Electrophysiology During Post-Cardioplegia Reperfusion
Holman, William L.   
University of Alabama Birmingham, Birmingham, AL, United States

Precise control over post-cardioplegia reperfusion, including an initial period of asystolic reperfusion, has been proposed as a means to minimize post-cardioplegia reperfusion injury. This methodology is based upon studies of the biochemical, rheologic, and histologic aspects of controlled post-cardioplegia reperfusion. The present study will examine electrophysiologic aspects of post-cardioplegia reperfusion. The primary hypothesis is that reperfusion ventricular fibrillation results from transient regional electrophysiologic heterogeneity due to incomplete electrophysiologic recovery of the heart and can be minimized by appropriate modifications of reperfusion. Electrophysiologic data will include recordings of atrial and ventricular electrograms as well as recordings of the specialized conduction system (AV node/His bundle and right bundle branch). During reperfusion the changes in several biochemical variables (myocardial high energy phosphate levels and coronary sinus pH, PO2, PCO2, and lactate) will be measured for subsequent correlation with the electrophysiologic events.
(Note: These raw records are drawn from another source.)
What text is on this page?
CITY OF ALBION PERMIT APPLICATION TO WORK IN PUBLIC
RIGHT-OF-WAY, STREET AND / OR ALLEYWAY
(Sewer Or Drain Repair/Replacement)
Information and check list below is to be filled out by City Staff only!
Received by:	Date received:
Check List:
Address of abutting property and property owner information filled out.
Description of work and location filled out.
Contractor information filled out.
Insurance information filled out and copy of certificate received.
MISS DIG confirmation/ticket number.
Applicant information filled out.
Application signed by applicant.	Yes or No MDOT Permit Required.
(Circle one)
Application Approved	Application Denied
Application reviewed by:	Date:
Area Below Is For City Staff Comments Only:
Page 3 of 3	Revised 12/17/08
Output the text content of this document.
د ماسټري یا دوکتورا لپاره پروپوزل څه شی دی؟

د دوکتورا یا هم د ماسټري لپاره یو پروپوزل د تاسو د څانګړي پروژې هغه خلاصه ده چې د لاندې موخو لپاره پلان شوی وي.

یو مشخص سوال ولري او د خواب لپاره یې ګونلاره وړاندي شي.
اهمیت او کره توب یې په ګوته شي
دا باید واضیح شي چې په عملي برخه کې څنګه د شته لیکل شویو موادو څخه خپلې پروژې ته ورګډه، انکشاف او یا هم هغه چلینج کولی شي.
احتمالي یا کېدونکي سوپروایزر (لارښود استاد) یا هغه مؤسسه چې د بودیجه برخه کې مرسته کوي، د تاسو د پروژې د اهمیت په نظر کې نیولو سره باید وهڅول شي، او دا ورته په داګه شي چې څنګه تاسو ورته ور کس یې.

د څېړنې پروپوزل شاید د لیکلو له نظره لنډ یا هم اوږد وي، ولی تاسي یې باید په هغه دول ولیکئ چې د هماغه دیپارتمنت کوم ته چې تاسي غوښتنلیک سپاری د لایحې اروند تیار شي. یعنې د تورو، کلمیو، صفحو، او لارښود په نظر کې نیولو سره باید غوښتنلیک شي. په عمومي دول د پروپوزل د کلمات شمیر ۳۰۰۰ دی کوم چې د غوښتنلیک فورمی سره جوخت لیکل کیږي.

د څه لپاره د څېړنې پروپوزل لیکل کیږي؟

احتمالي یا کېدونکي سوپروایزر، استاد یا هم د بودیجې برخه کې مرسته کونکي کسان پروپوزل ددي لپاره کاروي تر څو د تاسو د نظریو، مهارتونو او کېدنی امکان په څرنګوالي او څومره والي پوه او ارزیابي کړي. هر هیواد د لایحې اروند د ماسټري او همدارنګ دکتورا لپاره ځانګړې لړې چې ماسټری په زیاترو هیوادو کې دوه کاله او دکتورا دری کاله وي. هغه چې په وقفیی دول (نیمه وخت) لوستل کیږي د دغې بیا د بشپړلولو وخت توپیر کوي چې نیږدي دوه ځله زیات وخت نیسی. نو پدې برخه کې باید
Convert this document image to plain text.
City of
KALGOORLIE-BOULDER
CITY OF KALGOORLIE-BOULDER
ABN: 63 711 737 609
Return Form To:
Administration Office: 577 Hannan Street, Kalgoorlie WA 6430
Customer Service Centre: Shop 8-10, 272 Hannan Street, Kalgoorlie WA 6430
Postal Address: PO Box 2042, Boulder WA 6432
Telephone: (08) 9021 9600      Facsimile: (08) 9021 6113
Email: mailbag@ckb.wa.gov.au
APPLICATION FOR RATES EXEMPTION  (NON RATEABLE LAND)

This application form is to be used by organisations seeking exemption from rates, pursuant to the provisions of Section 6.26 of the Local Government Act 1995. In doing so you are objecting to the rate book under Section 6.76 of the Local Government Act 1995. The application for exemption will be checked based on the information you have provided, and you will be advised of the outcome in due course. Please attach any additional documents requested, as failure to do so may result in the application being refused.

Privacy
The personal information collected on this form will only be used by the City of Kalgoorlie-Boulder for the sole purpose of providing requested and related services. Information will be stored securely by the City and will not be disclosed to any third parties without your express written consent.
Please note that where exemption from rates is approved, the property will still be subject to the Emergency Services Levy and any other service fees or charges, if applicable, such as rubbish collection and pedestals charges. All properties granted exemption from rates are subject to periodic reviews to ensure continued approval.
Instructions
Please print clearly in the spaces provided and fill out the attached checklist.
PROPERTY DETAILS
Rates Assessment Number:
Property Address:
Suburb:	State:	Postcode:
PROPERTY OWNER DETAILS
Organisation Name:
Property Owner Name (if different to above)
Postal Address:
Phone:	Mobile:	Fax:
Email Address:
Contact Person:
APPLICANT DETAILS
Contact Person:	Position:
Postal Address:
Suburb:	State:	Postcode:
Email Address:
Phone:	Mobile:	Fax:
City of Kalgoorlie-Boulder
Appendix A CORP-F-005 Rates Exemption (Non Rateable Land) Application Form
Six separate experiments were designed to examine the electrophysiology of controlled post-cardioplegia reperfusion in normal hearts and in hearts with regional ischemia or left ventricular distension. These experiments will investigate the effects of different durations of asystolic reperfusion and different aortic perfusion pressures on the incidence of reperfusion ventricular fibrillation. The sixth experiment will examine regional blood flow during reperfusion asystole and reperfusion ventricular fibrillation in normal hearts and in hearts with regional ischemia or left ventricular distension. The sixth experiment will test the hypothesis that ventricular fibrillation results in reperfusion maldistribution that is especially severe in a distended ventricle or in a collateral dependent region of myocardium. The proposed study will improve our understanding of the electrophysiologic events that occur during post-cardioplegia reperfusion and evaluate two methods to modulate the incidence of reperfusion ventricular fibrillation. This information may suggest better methods to provide a period of asystolic reperfusion followed by the prompt resumption of a sinus rhythm. The long range goal of subsequent studies will be to define relationship between the electrophysiologic, biochemical, and functional recovery of the post-ischemic reperfused heart.